American Society of Ichthyologists and Herpetologists, Portland, OR, July 2009.

Phenotypic Plasticity or Hybridization? Meristic and genetic variation in the Australian fish species Retropinna semoni along the Murray River.

T.E. Haynie, M. Adams, P.J. Unmack, and J.B. Johnson

Previous work has shown that meristic counts in Retropinna (Osmeriformes) are lower in northern areas (warmer) than southern areas (cooler). Here we test three hypotheses along an upstream downstream gradient: 1) variation is due to phenotypic plasticity as a result of different environmental conditions during early development. If temperature is affecting meristic counts we predict there should be a gradual change from higher to lower counts as one moves downstream. 2) Previous work found evidence for hybridization in the lower portion of the Murray River in South Australia with Retropinna from coastal streams (which have higher meristic counts).
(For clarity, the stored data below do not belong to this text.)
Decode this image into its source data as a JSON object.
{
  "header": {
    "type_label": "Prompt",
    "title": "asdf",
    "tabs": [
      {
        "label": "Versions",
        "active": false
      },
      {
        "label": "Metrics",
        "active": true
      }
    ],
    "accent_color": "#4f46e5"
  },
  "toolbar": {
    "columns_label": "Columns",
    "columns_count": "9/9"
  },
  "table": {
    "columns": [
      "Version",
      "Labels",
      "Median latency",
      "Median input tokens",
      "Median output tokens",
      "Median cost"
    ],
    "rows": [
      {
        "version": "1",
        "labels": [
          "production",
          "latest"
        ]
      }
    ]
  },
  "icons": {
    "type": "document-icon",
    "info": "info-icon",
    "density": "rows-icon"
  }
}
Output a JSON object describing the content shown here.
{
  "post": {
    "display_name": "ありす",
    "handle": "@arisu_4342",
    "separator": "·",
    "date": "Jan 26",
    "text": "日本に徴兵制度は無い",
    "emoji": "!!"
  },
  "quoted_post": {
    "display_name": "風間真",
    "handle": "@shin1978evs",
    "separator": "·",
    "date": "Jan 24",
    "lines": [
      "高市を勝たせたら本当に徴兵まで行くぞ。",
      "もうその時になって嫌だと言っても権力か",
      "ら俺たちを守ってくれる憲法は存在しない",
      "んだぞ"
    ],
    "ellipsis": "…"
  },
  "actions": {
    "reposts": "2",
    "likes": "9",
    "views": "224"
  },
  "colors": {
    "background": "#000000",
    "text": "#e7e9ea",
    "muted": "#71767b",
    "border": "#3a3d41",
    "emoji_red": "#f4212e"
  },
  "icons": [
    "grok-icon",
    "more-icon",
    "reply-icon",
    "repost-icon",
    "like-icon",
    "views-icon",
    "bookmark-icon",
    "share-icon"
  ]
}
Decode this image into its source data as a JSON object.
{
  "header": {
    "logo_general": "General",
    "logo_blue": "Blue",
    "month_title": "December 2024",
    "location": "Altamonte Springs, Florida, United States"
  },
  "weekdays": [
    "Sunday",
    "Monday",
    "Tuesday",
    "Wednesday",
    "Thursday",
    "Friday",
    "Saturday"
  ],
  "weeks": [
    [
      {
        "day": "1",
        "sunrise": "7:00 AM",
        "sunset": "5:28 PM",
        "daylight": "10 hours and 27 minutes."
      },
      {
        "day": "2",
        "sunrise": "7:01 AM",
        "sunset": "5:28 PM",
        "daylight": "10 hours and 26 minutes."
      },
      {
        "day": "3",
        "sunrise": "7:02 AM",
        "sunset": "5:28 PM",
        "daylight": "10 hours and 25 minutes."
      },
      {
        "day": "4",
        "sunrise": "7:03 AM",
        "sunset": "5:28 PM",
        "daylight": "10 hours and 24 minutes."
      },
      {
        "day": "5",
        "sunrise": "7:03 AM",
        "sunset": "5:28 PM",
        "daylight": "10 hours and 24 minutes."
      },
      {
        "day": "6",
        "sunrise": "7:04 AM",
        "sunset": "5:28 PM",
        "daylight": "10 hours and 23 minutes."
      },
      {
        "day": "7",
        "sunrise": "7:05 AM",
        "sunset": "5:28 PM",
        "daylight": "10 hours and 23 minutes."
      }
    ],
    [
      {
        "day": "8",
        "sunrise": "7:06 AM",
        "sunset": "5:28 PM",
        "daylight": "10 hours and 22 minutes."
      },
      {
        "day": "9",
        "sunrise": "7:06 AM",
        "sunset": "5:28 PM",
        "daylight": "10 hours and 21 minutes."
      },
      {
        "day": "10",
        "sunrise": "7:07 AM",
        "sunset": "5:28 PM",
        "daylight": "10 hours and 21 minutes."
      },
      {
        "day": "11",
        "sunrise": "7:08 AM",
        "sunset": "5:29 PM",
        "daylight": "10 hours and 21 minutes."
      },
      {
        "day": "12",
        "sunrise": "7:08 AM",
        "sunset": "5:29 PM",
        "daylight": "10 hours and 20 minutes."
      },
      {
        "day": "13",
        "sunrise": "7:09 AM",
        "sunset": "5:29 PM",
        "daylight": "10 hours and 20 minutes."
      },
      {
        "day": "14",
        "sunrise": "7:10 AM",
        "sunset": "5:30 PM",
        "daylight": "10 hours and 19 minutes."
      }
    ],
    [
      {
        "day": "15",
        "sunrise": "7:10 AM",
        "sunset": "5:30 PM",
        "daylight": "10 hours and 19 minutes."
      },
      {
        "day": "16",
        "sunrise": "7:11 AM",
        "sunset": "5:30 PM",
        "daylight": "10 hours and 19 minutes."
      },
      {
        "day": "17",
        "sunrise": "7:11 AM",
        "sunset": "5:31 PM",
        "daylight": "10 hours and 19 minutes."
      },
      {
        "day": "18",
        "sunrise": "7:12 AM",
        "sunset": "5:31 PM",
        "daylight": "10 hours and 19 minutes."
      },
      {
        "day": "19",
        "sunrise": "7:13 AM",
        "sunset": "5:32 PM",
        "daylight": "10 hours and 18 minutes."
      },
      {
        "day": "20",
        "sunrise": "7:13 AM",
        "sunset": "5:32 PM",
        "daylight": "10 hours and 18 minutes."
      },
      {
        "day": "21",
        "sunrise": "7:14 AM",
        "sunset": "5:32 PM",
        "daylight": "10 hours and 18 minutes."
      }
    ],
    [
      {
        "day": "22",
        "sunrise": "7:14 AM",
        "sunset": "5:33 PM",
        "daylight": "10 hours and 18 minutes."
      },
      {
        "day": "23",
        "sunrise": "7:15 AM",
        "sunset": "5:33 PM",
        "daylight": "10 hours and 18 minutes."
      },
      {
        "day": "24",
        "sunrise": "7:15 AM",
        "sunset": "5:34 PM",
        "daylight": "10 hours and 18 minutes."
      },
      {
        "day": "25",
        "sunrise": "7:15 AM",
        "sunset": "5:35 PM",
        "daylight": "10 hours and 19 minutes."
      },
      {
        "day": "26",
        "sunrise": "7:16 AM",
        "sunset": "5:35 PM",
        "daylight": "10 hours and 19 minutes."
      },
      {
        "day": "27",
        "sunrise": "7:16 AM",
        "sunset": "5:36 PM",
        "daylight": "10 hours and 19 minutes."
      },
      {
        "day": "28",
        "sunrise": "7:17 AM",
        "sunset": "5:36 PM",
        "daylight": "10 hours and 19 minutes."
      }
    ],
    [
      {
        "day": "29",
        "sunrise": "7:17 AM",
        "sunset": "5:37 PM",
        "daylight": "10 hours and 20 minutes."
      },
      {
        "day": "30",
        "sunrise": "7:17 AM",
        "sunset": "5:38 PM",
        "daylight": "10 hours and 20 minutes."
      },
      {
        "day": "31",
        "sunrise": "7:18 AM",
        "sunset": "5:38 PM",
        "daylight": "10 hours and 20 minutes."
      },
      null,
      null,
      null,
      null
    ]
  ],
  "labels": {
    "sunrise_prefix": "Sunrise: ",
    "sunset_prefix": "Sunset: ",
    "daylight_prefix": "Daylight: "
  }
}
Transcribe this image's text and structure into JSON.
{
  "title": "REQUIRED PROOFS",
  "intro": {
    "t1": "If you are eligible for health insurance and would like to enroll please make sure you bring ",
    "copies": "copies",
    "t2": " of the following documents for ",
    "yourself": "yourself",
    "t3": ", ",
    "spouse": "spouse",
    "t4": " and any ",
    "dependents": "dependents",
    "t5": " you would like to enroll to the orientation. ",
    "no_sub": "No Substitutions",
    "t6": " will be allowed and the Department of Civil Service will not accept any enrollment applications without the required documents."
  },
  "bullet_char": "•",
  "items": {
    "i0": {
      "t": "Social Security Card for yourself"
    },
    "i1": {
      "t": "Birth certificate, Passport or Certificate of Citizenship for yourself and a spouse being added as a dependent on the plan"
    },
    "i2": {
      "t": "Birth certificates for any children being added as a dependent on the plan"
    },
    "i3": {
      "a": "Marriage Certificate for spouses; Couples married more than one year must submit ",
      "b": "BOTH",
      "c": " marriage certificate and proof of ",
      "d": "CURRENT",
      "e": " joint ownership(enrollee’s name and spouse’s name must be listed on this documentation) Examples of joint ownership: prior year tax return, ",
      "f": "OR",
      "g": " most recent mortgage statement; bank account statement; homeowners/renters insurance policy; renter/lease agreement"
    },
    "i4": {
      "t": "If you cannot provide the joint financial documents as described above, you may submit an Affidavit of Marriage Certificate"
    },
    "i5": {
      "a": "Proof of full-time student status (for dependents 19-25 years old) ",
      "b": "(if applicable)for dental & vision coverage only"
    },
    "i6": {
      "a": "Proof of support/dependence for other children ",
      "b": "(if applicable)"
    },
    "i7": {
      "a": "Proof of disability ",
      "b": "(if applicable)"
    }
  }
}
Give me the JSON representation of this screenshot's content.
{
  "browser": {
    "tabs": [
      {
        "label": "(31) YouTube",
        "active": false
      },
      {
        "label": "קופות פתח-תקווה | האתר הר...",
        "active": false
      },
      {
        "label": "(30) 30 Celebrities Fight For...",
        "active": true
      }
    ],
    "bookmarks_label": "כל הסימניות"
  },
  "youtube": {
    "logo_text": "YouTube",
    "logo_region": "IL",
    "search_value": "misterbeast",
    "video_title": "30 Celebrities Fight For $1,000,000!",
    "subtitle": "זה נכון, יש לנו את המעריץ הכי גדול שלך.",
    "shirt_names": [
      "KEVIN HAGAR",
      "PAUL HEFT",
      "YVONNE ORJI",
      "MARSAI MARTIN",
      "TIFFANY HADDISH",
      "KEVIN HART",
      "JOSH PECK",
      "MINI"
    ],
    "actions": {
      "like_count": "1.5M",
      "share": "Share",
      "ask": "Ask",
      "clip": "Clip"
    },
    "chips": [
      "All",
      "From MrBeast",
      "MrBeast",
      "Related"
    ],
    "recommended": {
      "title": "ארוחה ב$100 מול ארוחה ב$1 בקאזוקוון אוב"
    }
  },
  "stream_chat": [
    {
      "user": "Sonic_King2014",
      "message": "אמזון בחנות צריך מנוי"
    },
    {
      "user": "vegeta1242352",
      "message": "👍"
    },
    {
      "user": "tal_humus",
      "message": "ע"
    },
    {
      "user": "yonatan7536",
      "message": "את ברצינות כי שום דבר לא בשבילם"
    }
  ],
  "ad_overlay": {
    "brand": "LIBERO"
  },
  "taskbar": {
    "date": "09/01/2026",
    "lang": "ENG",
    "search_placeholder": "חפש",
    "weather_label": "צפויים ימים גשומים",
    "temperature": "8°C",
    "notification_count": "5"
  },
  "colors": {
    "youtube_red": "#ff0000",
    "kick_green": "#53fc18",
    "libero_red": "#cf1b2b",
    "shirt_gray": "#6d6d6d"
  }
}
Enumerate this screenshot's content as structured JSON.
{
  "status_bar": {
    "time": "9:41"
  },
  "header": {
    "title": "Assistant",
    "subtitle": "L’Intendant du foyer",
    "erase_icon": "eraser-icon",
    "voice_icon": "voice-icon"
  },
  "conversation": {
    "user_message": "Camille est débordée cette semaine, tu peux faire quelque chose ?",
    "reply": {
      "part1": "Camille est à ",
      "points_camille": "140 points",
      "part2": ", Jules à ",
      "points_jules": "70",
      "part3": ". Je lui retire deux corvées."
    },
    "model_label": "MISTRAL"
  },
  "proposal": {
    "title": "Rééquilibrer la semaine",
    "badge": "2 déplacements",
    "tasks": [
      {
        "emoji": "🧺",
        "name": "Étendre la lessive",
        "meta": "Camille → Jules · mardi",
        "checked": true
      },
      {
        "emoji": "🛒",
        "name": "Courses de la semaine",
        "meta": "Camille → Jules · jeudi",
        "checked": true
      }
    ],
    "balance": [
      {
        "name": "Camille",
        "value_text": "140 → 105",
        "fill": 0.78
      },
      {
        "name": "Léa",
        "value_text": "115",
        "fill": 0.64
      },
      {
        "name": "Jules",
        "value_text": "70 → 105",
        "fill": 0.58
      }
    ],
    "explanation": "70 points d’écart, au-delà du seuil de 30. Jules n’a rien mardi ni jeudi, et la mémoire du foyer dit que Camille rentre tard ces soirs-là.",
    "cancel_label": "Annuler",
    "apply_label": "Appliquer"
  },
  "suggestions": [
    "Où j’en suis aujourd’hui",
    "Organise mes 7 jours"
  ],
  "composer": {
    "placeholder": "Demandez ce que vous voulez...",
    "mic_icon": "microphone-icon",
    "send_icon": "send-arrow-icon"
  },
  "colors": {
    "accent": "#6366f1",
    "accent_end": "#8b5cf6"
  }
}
We predict that upstream populations will have similar counts, but in South Australia counts will tend to be higher on average due to hybridization with southern coastal populations. 3) A third possibility is that a combination of both hypotheses may be supported, with higher counts upstream, gradually decreasing until the South Australian border, and then increasing again. Fish were sampled from eleven localities along the length of the Murray River (~2,000 km). Dorsal and anal fin ray counts and total vertebrae were obtained from x-rays from 30 fish per site. Allozyme electrophoresis was conducted on 10 individuals per population using 27 loci. A sharp change in meristic counts was found around the South Australian border. Similarly, allozyme alleles from coastal populations were present in the Murray River in South Australia. This evidence supports the hypothesis that meristic variation is a result of hybridization between resident Murray River fish and coastal populations.